Within the wider scientific and social-scientific community researchers are typically expected to retain all of the raw outputs from their research (completed questionnaires, video tapes and so forth) for a period of time after the research is finished. This is a practice that we want to see extended to your research. It serves two purposes. First, if raw research output is retained then it is available as a resource that  other researchers can subsequently consult. Second, retaining raw research output makes it possible to check that the reported data are genuine. It is the Department’s requirement and expectation that where we set coursework for which you are expected to go out and collect data from research participants, then this is in fact what is done. The Department will treat very seriously situations in which students report data as having been collected from research participants when they have, in fact, simply made it up.

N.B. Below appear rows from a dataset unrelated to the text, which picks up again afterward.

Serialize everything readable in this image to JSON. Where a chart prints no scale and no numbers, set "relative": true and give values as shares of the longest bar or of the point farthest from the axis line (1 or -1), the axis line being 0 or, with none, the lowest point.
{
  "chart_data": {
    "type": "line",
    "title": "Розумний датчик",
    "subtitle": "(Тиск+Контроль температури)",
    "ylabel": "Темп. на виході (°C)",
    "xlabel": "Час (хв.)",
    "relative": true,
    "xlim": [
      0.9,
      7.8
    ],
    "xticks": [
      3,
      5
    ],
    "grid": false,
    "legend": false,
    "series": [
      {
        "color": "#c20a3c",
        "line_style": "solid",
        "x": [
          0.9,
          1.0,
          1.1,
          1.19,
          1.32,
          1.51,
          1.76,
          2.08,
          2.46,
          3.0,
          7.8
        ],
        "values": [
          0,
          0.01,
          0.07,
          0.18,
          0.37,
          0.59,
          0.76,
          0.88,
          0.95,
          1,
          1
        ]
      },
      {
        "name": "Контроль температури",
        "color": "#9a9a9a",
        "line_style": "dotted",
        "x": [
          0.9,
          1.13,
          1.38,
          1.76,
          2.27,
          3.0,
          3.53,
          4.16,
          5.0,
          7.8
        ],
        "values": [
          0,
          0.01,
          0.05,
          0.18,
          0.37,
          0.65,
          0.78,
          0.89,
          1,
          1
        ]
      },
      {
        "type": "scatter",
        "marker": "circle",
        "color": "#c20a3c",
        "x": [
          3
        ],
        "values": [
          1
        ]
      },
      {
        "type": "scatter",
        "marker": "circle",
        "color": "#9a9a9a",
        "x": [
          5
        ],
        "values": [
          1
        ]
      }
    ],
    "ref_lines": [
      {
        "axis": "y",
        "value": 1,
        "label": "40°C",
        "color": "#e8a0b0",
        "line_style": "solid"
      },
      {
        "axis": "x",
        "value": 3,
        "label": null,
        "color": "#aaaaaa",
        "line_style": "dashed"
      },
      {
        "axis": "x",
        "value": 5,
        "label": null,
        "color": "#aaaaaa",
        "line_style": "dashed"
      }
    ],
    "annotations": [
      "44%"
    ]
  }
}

The kinds of materials that you retain from your research will, of course, vary according to the methods that you use. For specific projects your module leader or dissertation supervisor should make clear exactly what you need to retain and what the procedure will be for checking that you have done so. It is your responsibility to make sure that you understand the particular arrangements for each module that you take. The general principle is that you retain sufficient materials to convince us that you have genuinely collected data from the number of participants that you report. Here are some guidelines:

  • Where research involves getting participants to make pen-and-paper responses you should retain all completed questionnaires. You should also consider including at least one question that requires a hand-written response rather than just a tick in a box. This could be as simple as getting them to write down their gender rather than circling male or female.
  • If data-collection is by computer, as would be the case if an experiment is administered using Superlab or Eprime, individual data files should be retained.
  • In situations where the experimenter notes participants’ responses (i.e. the participant does not write anything down and their responses are not tape- or video-recorded) you should retain raw data-collection sheets.
  • Where tape- or video-recordings are made of participants’ responses these should be retained along with transcripts or coding grids that you might create.
  • For all research, you should also consider collecting signed and dated consent forms from participants as an independent record of the number participating in the research.

If you are working as part of a group it is our expectation that responsibility for data collection will be distributed evenly among group members. You will then only be held responsible for retaining evidence of data collection for the data that you, personally, have collected. Evidence should be retained for at least 12 months after the hand in date for the work and must be made available for inspection when this is requested.